Daniel Hemel on Using Surveys to Help Distinguish Between Private Expression and Government Speech

How Do We Know What’s Government Speech? Ask the Listeners

The distinction between private expression and government speech is fundamental to First Amendment jurisprudence. As the Supreme Court has held repeatedly, the government must be viewpoint-neutral when it regulates private expression, but not when it engages in speech of its own. For example, a public school cannot prohibit students from expressing anti-war views, but the government is free to propagate its own messages in support of a war effort without any need to simultaneously promote pacifism. Yet despite the doctrinal significance of the distinction between private expression and government speech, the line that separates these two categories is often quite fuzzy. A private billboard is clearly private expression, and the Lincoln Memorial is paradigmatic government speech, but what about a temporary privately donated exhibit in a state capitol? Privately produced visitors’ guides at a state highway rest area? A state university name and logo on a student group’s T-shirt? These are a few of the scenarios federal courts have wrestled with in recent cases.

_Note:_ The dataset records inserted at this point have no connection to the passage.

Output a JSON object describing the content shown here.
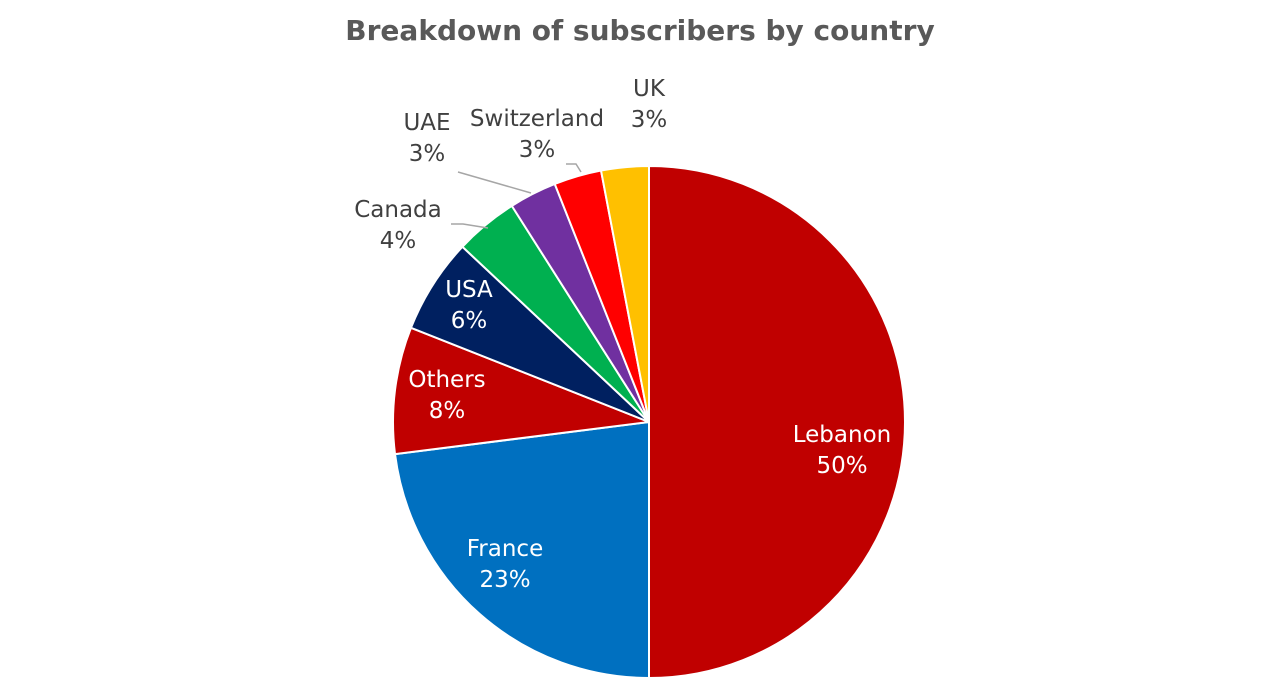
{
  "chart_data": {
    "type": "pie",
    "title": "Breakdown of subscribers by country",
    "start_angle_deg": 0,
    "direction": "clockwise",
    "slices": [
      {
        "label": "Lebanon",
        "value": 50,
        "value_label": "50%",
        "color": "#C00000"
      },
      {
        "label": "France",
        "value": 23,
        "value_label": "23%",
        "color": "#0070C0"
      },
      {
        "label": "Others",
        "value": 8,
        "value_label": "8%",
        "color": "#C00000"
      },
      {
        "label": "USA",
        "value": 6,
        "value_label": "6%",
        "color": "#002060"
      },
      {
        "label": "Canada",
        "value": 4,
        "value_label": "4%",
        "color": "#00B050"
      },
      {
        "label": "UAE",
        "value": 3,
        "value_label": "3%",
        "color": "#7030A0"
      },
      {
        "label": "Switzerland",
        "value": 3,
        "value_label": "3%",
        "color": "#FF0000"
      },
      {
        "label": "UK",
        "value": 3,
        "value_label": "3%",
        "color": "#FFC000"
      }
    ],
    "label_color_inside": "#FFFFFF",
    "label_color_outside": "#404040",
    "leader_line_color": "#A6A6A6"
  }
}
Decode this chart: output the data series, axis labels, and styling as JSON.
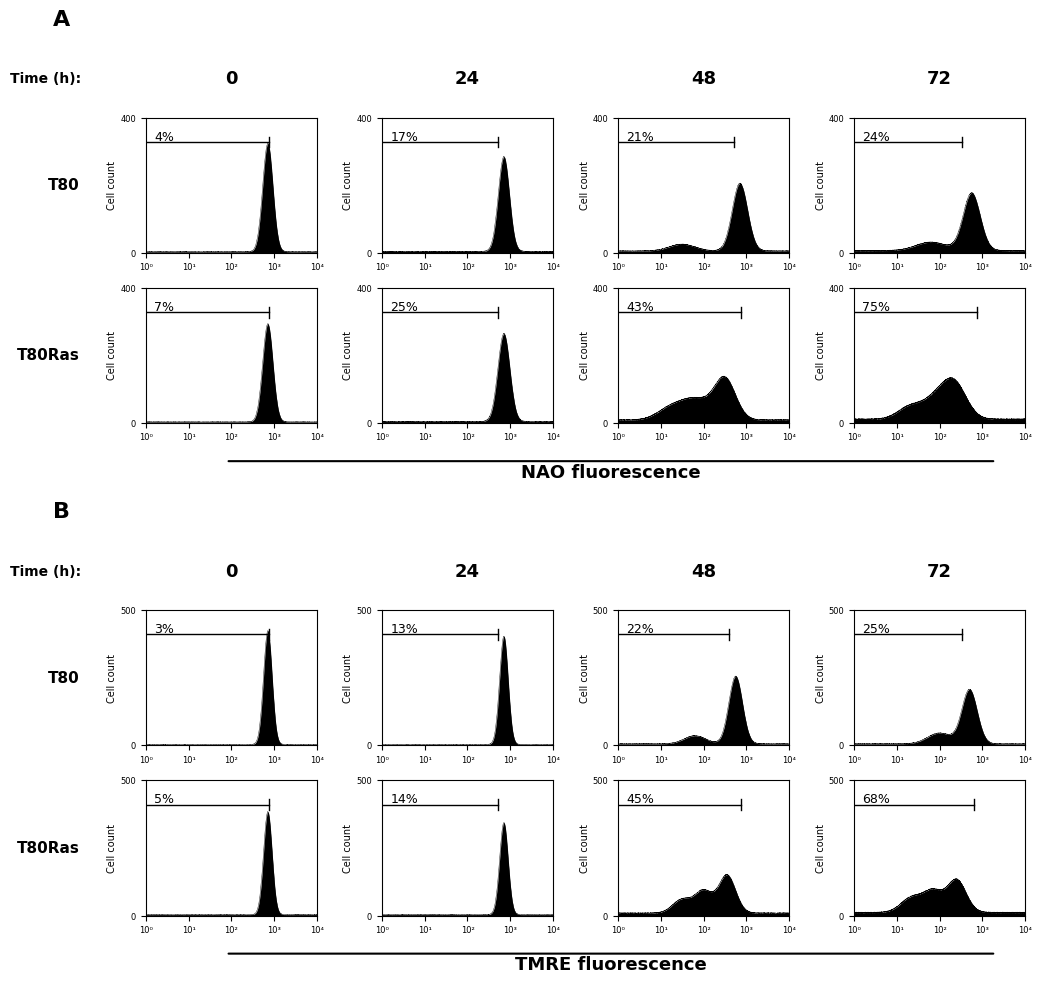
{
  "panel_A": {
    "title_label": "A",
    "time_label": "Time (h):",
    "times": [
      "0",
      "24",
      "48",
      "72"
    ],
    "row_labels": [
      "T80",
      "T80Ras"
    ],
    "xlabel": "NAO fluorescence",
    "ylabel": "Cell count",
    "ylim": 400,
    "percentages": {
      "T80": [
        "4%",
        "17%",
        "21%",
        "24%"
      ],
      "T80Ras": [
        "7%",
        "25%",
        "43%",
        "75%"
      ]
    },
    "gate_end": {
      "T80": [
        0.72,
        0.68,
        0.68,
        0.63
      ],
      "T80Ras": [
        0.72,
        0.68,
        0.72,
        0.72
      ]
    },
    "peak_x": {
      "T80": [
        2.85,
        2.85,
        2.85,
        2.75
      ],
      "T80Ras": [
        2.85,
        2.85,
        2.5,
        2.35
      ]
    },
    "peak_height": {
      "T80": [
        320,
        280,
        200,
        170
      ],
      "T80Ras": [
        290,
        260,
        120,
        100
      ]
    },
    "spread": {
      "T80": [
        0.12,
        0.13,
        0.18,
        0.2
      ],
      "T80Ras": [
        0.12,
        0.14,
        0.25,
        0.28
      ]
    },
    "noise_level": {
      "T80": [
        3,
        4,
        5,
        6
      ],
      "T80Ras": [
        3,
        4,
        8,
        10
      ]
    }
  },
  "panel_B": {
    "title_label": "B",
    "time_label": "Time (h):",
    "times": [
      "0",
      "24",
      "48",
      "72"
    ],
    "row_labels": [
      "T80",
      "T80Ras"
    ],
    "xlabel": "TMRE fluorescence",
    "ylabel": "Cell count",
    "ylim": 500,
    "percentages": {
      "T80": [
        "3%",
        "13%",
        "22%",
        "25%"
      ],
      "T80Ras": [
        "5%",
        "14%",
        "45%",
        "68%"
      ]
    },
    "gate_end": {
      "T80": [
        0.72,
        0.68,
        0.65,
        0.63
      ],
      "T80Ras": [
        0.72,
        0.68,
        0.72,
        0.7
      ]
    },
    "peak_x": {
      "T80": [
        2.85,
        2.85,
        2.75,
        2.7
      ],
      "T80Ras": [
        2.85,
        2.85,
        2.55,
        2.4
      ]
    },
    "peak_height": {
      "T80": [
        420,
        400,
        250,
        200
      ],
      "T80Ras": [
        380,
        340,
        140,
        120
      ]
    },
    "spread": {
      "T80": [
        0.1,
        0.1,
        0.16,
        0.18
      ],
      "T80Ras": [
        0.1,
        0.1,
        0.2,
        0.22
      ]
    },
    "noise_level": {
      "T80": [
        3,
        3,
        5,
        5
      ],
      "T80Ras": [
        3,
        3,
        8,
        10
      ]
    }
  }
}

To identify government speech in close cases, the Supreme Court has placed increasing emphasis on whether members of the public reasonably perceive the relevant expression to be private or government speech. As explained below, we think this turn toward public perception is a welcome development. But the Court has so far failed to develop a reliable method for determining how ordinary citizens distinguish between private and government messages.